California issued millions in COVID fines. Employers have paid almost none of them
Six months into the pandemic, California's workplace safety agency tried to send an ominous message about COVID-19 safety to business owners: "We're watching."
By April 2021, inspectors with California's Division of Occupational Safety and Health, better known as Cal-OSHA, had ordered roughly $4.6 million in fines for wrongdoing related to the COVID-19 in some 200 workplaces.
But behind the scenes at the state's workplace safety agency, California employers and their lawyers have filed an onslaught of appeals, delayed paying their fines and sought deals to pay next to nothing, a Sacramento Bee review of Cal-OSHA fines and payment data found.
Violations generally fell into three categories: failing to maintain proper safety and training plans, lacking protective equipment such as masks or plexiglass barriers, and blowing past deadlines to inform regulators of coronavirus deaths — if they did so at all.
"San Quentin prison is fined $421,880 over deadly COVID-19 conditions," one news headline from February read. "Local nursing home fined nearly $100,000 for coronavirus related workplace violations," said a television news report. "Foster Farms fined $174,275 after deadly COVID-19 outbreak in Merced County," declared one more.
More than a year since inspectors noted some of those violations, employers have paid only about 3% of the total charges, according to the financial data, which the state compiled in response to a Public Records Act request from The Bee.
The reason? Among all of the employers fined more than $10,000, four out of five of them have pushed back against their citations.
That effectively hit the pause button on any payment.
Worker advocates say bad actors faced no true consequences from the state of California for killing people or making them sick. Some have sued the employers. The lack of enforcement also allowed alleged wrongdoing to continue long after a violation was first reported, they say
"There's essentially just a rejection of responsibility that's deeper than we knew, and it's very problematic for California workers," said Stephen Knight, executive director of Worksafe, an employee-rights advocacy group.
By comparison, from 2015 to 2019 only about 8% of employers under federal OSHA's jurisdiction contested their citations, according to data the agency provided to The Bee. That does not include appeals from state-run workplace safety groups, like Cal-OSHA.
Analyses of federal OSHA data from Bloomberg News and Reuters found a growing number of employers — around half — were challenging their fines during the pandemic. That number appears to be higher in California, though delays in reporting make it difficult to compare the country's pandemic appeals to those under Cal-OSHA.
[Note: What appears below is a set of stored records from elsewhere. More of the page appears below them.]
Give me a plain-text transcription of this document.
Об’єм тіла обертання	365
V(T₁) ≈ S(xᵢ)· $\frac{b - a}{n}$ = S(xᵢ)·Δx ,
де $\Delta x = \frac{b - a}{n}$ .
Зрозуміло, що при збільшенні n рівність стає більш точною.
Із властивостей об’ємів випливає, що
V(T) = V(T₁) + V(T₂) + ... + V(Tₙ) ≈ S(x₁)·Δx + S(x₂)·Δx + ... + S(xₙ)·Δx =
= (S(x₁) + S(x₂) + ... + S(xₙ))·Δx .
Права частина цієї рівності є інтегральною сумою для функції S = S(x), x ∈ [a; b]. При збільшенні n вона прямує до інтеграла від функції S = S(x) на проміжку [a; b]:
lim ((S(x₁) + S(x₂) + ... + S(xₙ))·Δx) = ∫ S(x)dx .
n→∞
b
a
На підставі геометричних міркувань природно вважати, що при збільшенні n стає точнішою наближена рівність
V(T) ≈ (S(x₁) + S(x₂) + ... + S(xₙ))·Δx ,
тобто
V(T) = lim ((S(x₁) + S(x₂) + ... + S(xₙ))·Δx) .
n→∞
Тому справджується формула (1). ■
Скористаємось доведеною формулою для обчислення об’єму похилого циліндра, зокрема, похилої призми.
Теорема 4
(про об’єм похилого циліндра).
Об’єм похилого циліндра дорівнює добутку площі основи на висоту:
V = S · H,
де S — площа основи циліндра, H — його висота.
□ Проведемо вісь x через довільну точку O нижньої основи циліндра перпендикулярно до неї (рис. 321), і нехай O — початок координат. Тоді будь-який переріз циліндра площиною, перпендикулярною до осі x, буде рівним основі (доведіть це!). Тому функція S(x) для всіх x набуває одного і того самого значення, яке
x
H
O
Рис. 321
In California, some employers have claimed that employees did not contract COVID-19 on the job. Others contend that they couldn't provide masks or training because of limited supplies and California's fast-changing rules.
But critics say the soaring number of appeals amounts to employers shirking accountability.
The Bee's analysis buttresses farmworkers' and food-packing employees' contention that Cal-OSHA hasn't done enough to protect workers, said Ildi Carlisle-Cummins, director of the California Institute for Rural Studies, a Davis nonprofit that advocates for farmworkers.
She said the agency is known for imposing "very small, slap-on-the-wrist fines that don't change behavior" and simply doesn't have the means to improve workplace safety.
California's median COVID-19 fine amount was about $11,250 and went to a large grocery store chain as well as farm labor companies. The smallest was $300 to a senior living facility.
"Cal-OSHA has been understaffed, under-funded," she said. It's questionable whether "the agency has the capacity, the political will to enforce the law."
Earlier this year, The Bee reported how the state was failing to monitor where employees were getting sick while nursing home operators avoided scrutiny by overlooking requirements to report to state watchdogs when employees died of COVID-19.
Concerns about Cal-OSHA's functioning have only intensified. A state committee said health and safety enforcement in recent years has been "minimal to non-existent."
Gov. Gavin Newsom has called for a massive investment in staffing at the department, but hiring those positions will take months and has proved challenging in recent years, when staffing shortages have only intensified.
As of last week, there were about 100 jobs for the Department of Industrial Relations posted on the state's hiring website — including several for the legal unit that handles appeals.